Un passo indietro per l’autonomia delle Regioni in fatto di gestione della scuola d’infanzia ed elementare. E’ questa l’indicazione avuta dalla Consulta attraverso una sentenza, depositata il 15 luglio, che ha in parte accolto alcuni rilievi dei ricorsi presentati dalle Regioni Emilia Romagna e Friuli Venezia Giulia, in particolare sull’anticipazione dell’età di accesso scolastico. La sentenza stabilisce, infatti, che le Regioni non possono interferire su funzioni di carattere generale impartite dallo Stato, come la suddivisione delle discipline d’insegnamento o il numero di ore di lavoro del tutor. Le Regioni potranno mantenere, invece, la definizione di funzioni riguardanti materie più specifiche e attinenti alla gestione di ogni singola realtà locale, come ad esempio la gestione del tempo pieno.
Il giudizio espresso dalla Corte ha trovato immediata soddisfazione a livello sindacale. “In un quadro normativo e politico che tende sempre più alla regionalizzazione ed alla devolution – ha affermato Massimo Di Menna, segretario nazionale della Uil scuola – quella espressa dalla Consulta è una sentenza molto importante perché finalmente fissa dei paletti a proposito di pericolose sovrapposizioni di competenze tra Stato e Regioni”.

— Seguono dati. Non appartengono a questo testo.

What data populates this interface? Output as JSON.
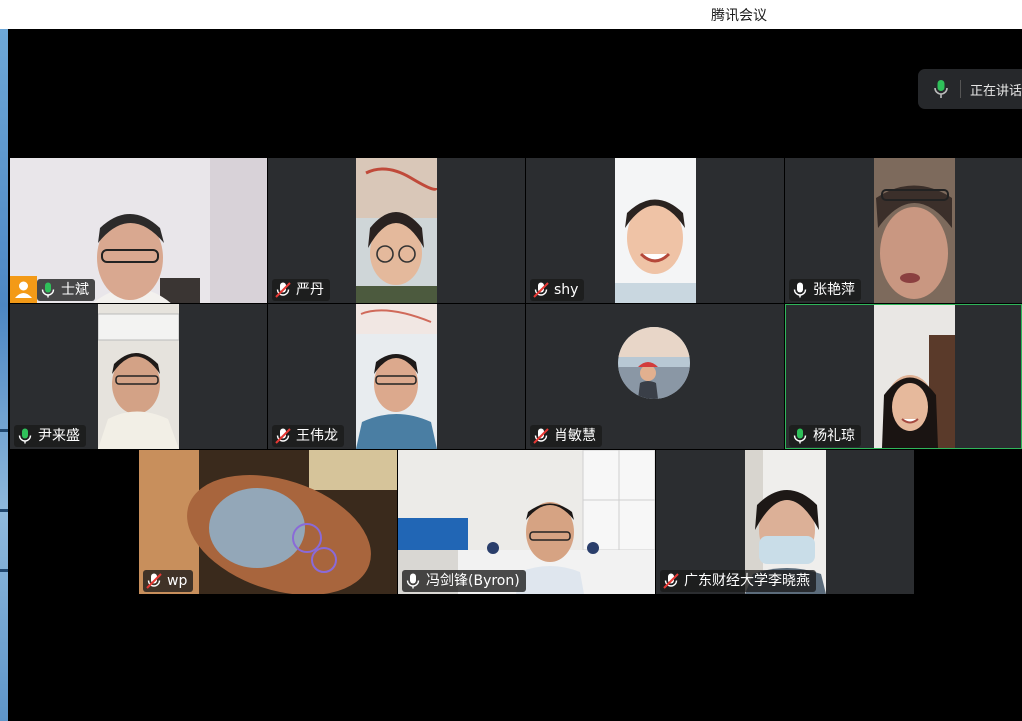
{
  "window": {
    "title": "腾讯会议"
  },
  "speaking_indicator": {
    "label": "正在讲话",
    "mic_color": "#2fc05a"
  },
  "colors": {
    "accent_green": "#2fb55a",
    "host_badge": "#f39a17",
    "tile_bg": "#2b2d30"
  },
  "participants": [
    {
      "name": "士斌",
      "mic": "on",
      "host": true
    },
    {
      "name": "严丹",
      "mic": "muted"
    },
    {
      "name": "shy",
      "mic": "muted"
    },
    {
      "name": "张艳萍",
      "mic": "on-white"
    },
    {
      "name": "尹来盛",
      "mic": "on"
    },
    {
      "name": "王伟龙",
      "mic": "muted"
    },
    {
      "name": "肖敏慧",
      "mic": "muted",
      "avatar": true
    },
    {
      "name": "杨礼琼",
      "mic": "on",
      "active_speaker": true
    },
    {
      "name": "wp",
      "mic": "muted"
    },
    {
      "name": "冯剑锋(Byron)",
      "mic": "on-white"
    },
    {
      "name": "广东财经大学李晓燕",
      "mic": "muted"
    }
  ]
}
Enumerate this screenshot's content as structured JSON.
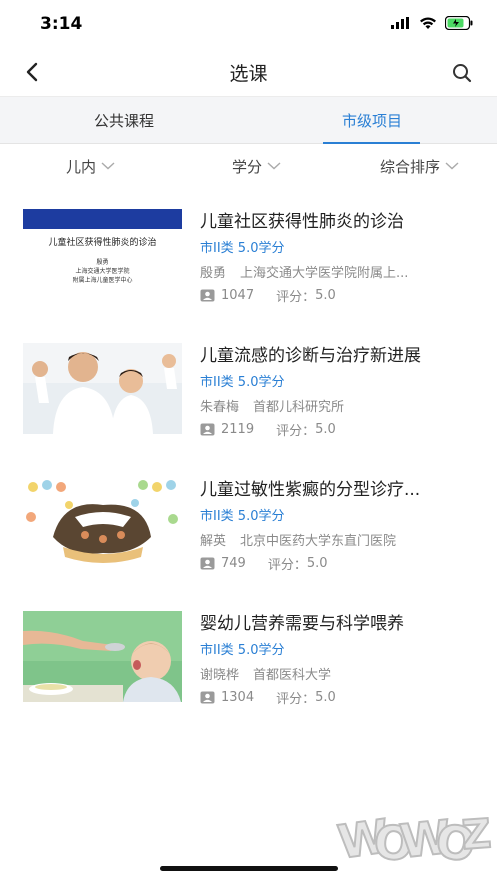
{
  "status_bar": {
    "time": "3:14"
  },
  "header": {
    "title": "选课"
  },
  "tabs": [
    {
      "label": "公共课程"
    },
    {
      "label": "市级项目"
    }
  ],
  "filters": [
    {
      "label": "儿内"
    },
    {
      "label": "学分"
    },
    {
      "label": "综合排序"
    }
  ],
  "courses": [
    {
      "title": "儿童社区获得性肺炎的诊治",
      "credit": "市II类 5.0学分",
      "teacher": "殷勇",
      "org": "上海交通大学医学院附属上...",
      "views": "1047",
      "rating_label": "评分：",
      "rating": "5.0",
      "thumb_text": {
        "title": "儿童社区获得性肺炎的诊治",
        "line1": "殷勇",
        "line2": "上海交通大学医学院",
        "line3": "附属上海儿童医学中心"
      }
    },
    {
      "title": "儿童流感的诊断与治疗新进展",
      "credit": "市II类 5.0学分",
      "teacher": "朱春梅",
      "org": "首都儿科研究所",
      "views": "2119",
      "rating_label": "评分：",
      "rating": "5.0"
    },
    {
      "title": "儿童过敏性紫癜的分型诊疗...",
      "credit": "市II类 5.0学分",
      "teacher": "解英",
      "org": "北京中医药大学东直门医院",
      "views": "749",
      "rating_label": "评分：",
      "rating": "5.0"
    },
    {
      "title": "婴幼儿营养需要与科学喂养",
      "credit": "市II类 5.0学分",
      "teacher": "谢晓桦",
      "org": "首都医科大学",
      "views": "1304",
      "rating_label": "评分：",
      "rating": "5.0"
    }
  ],
  "watermark": {
    "text": "WOWOZ"
  },
  "colors": {
    "accent": "#2a7fd4",
    "tab_bg": "#f4f5f7",
    "muted": "#8a8a8a"
  },
  "icons": [
    "back-icon",
    "search-icon",
    "chevron-down-icon",
    "views-icon",
    "wifi-icon",
    "battery-icon",
    "signal-icon"
  ]
}
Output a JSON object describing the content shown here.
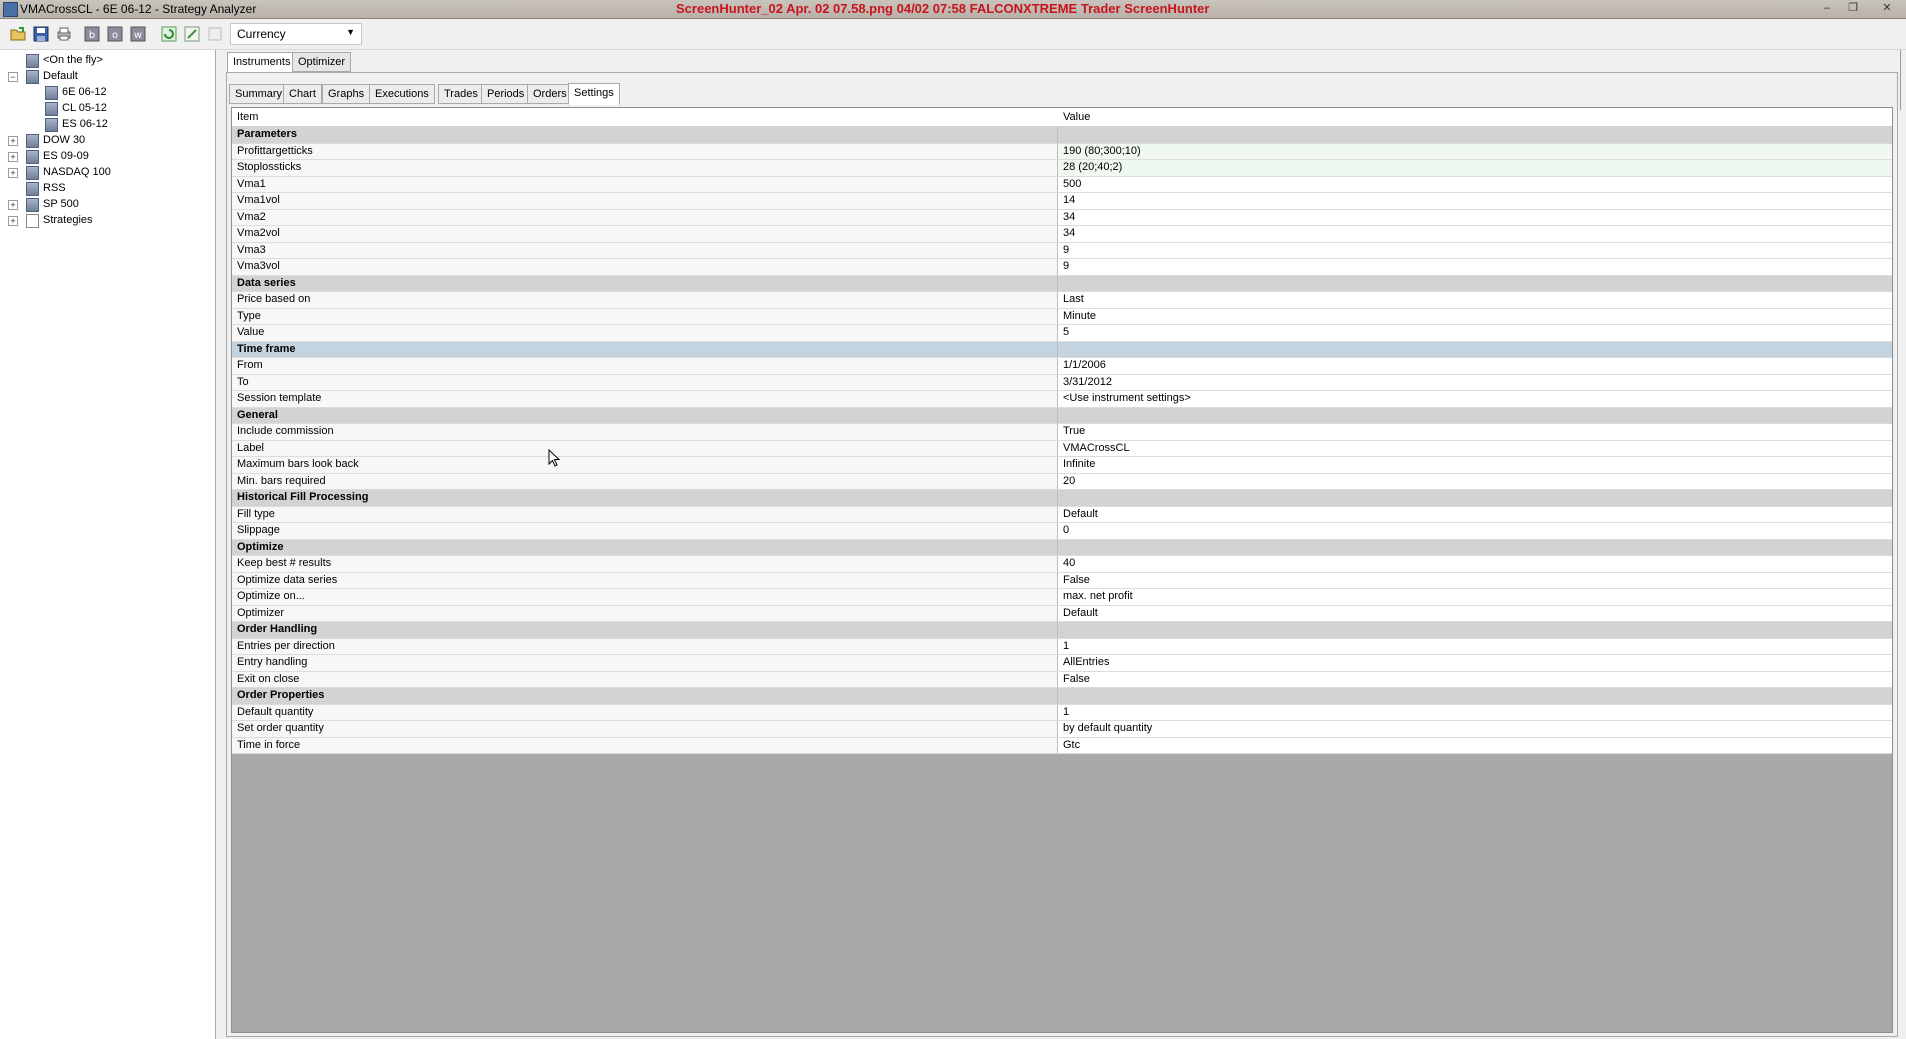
{
  "titlebar": {
    "title": "VMACrossCL - 6E 06-12 - Strategy Analyzer",
    "center_text": "ScreenHunter_02 Apr. 02 07.58.png   04/02  07:58  FALCONXTREME  Trader  ScreenHunter",
    "minimize": "‒",
    "restore": "❐",
    "close": "✕"
  },
  "toolbar": {
    "currency": "Currency",
    "buttons": [
      "open-icon",
      "save-icon",
      "print-icon",
      "b-icon",
      "o-icon",
      "w-icon",
      "refresh-icon",
      "tool-icon",
      "disabled-icon"
    ]
  },
  "tree": [
    {
      "label": "<On the fly>",
      "expander": "",
      "level": 0
    },
    {
      "label": "Default",
      "expander": "−",
      "level": 0
    },
    {
      "label": "6E 06-12",
      "expander": "",
      "level": 1
    },
    {
      "label": "CL 05-12",
      "expander": "",
      "level": 1
    },
    {
      "label": "ES 06-12",
      "expander": "",
      "level": 1
    },
    {
      "label": "DOW 30",
      "expander": "+",
      "level": 0
    },
    {
      "label": "ES 09-09",
      "expander": "+",
      "level": 0
    },
    {
      "label": "NASDAQ 100",
      "expander": "+",
      "level": 0
    },
    {
      "label": "RSS",
      "expander": "",
      "level": 0
    },
    {
      "label": "SP 500",
      "expander": "+",
      "level": 0
    },
    {
      "label": "Strategies",
      "expander": "+",
      "level": 0
    }
  ],
  "top_tabs": [
    "Instruments",
    "Optimizer"
  ],
  "sub_tabs": [
    "Summary",
    "Chart",
    "Graphs",
    "Executions",
    "Trades",
    "Periods",
    "Orders",
    "Settings"
  ],
  "grid": {
    "col_item": "Item",
    "col_value": "Value",
    "rows": [
      {
        "type": "cat",
        "item": "Parameters",
        "value": ""
      },
      {
        "type": "prop",
        "item": "Profittargetticks",
        "value": "190 (80;300;10)",
        "green": true
      },
      {
        "type": "prop",
        "item": "Stoplossticks",
        "value": "28 (20;40;2)",
        "green": true
      },
      {
        "type": "prop",
        "item": "Vma1",
        "value": "500"
      },
      {
        "type": "prop",
        "item": "Vma1vol",
        "value": "14"
      },
      {
        "type": "prop",
        "item": "Vma2",
        "value": "34"
      },
      {
        "type": "prop",
        "item": "Vma2vol",
        "value": "34"
      },
      {
        "type": "prop",
        "item": "Vma3",
        "value": "9"
      },
      {
        "type": "prop",
        "item": "Vma3vol",
        "value": "9"
      },
      {
        "type": "cat",
        "item": "Data series",
        "value": ""
      },
      {
        "type": "prop",
        "item": "Price based on",
        "value": "Last"
      },
      {
        "type": "prop",
        "item": "Type",
        "value": "Minute"
      },
      {
        "type": "prop",
        "item": "Value",
        "value": "5"
      },
      {
        "type": "cat",
        "item": "Time frame",
        "value": "",
        "selected": true
      },
      {
        "type": "prop",
        "item": "From",
        "value": "1/1/2006"
      },
      {
        "type": "prop",
        "item": "To",
        "value": "3/31/2012"
      },
      {
        "type": "prop",
        "item": "Session template",
        "value": "<Use instrument settings>"
      },
      {
        "type": "cat",
        "item": "General",
        "value": ""
      },
      {
        "type": "prop",
        "item": "Include commission",
        "value": "True"
      },
      {
        "type": "prop",
        "item": "Label",
        "value": "VMACrossCL"
      },
      {
        "type": "prop",
        "item": "Maximum bars look back",
        "value": "Infinite"
      },
      {
        "type": "prop",
        "item": "Min. bars required",
        "value": "20"
      },
      {
        "type": "cat",
        "item": "Historical Fill Processing",
        "value": ""
      },
      {
        "type": "prop",
        "item": "Fill type",
        "value": "Default"
      },
      {
        "type": "prop",
        "item": "Slippage",
        "value": "0"
      },
      {
        "type": "cat",
        "item": "Optimize",
        "value": ""
      },
      {
        "type": "prop",
        "item": "Keep best # results",
        "value": "40"
      },
      {
        "type": "prop",
        "item": "Optimize data series",
        "value": "False"
      },
      {
        "type": "prop",
        "item": "Optimize on...",
        "value": "max. net profit"
      },
      {
        "type": "prop",
        "item": "Optimizer",
        "value": "Default"
      },
      {
        "type": "cat",
        "item": "Order Handling",
        "value": ""
      },
      {
        "type": "prop",
        "item": "Entries per direction",
        "value": "1"
      },
      {
        "type": "prop",
        "item": "Entry handling",
        "value": "AllEntries"
      },
      {
        "type": "prop",
        "item": "Exit on close",
        "value": "False"
      },
      {
        "type": "cat",
        "item": "Order Properties",
        "value": ""
      },
      {
        "type": "prop",
        "item": "Default quantity",
        "value": "1"
      },
      {
        "type": "prop",
        "item": "Set order quantity",
        "value": "by default quantity"
      },
      {
        "type": "prop",
        "item": "Time in force",
        "value": "Gtc"
      }
    ]
  }
}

Non è la prima volta che la Corte si esprime sul decreto di riforma della scuola d’infanzia e primaria. Già nel gennaio del 2004, con la sentenza n. 13, la Corte Costituzionale fissò un principio di competenza che faceva prevalere il diritto allo studio sulle competenze delle Regioni. “Il giudizio del 15 luglio è quindi la conferma – dice Di Menna – che bisognerebbe bloccare tutte le riforme in atto nella scuola: servirebbe infatti un periodo di transizione durante il quale organizzare un tavolo a tre con Governo, Regioni e rappresentanti dei lavoratori. Non si possono infatti attuare le riforme senza sentire cosa ne pensano gli attori principali”.
Per la Uil la decisione della Corte rappresenta un chiaro segnale anche in chiave di riforma della scuola secondaria, al momento in esame al Senato dopo la prima approvazione alla Camera: “E’ evidente che però non è questa la strada giusta per dare orientamenti sul futuro della scuola italiana: il Governo – conclude il segretario nazionale – dovrebbe capire che per legiferare su questioni così delicate occorre il sostegno del Parlamento e di tutte le parti coinvolte nel sistema. Su temi così importanti, come la formazione culturale dei nostri giovani, non bisognerebbe giungere alla richiesta di pareri da parte della Consulta”.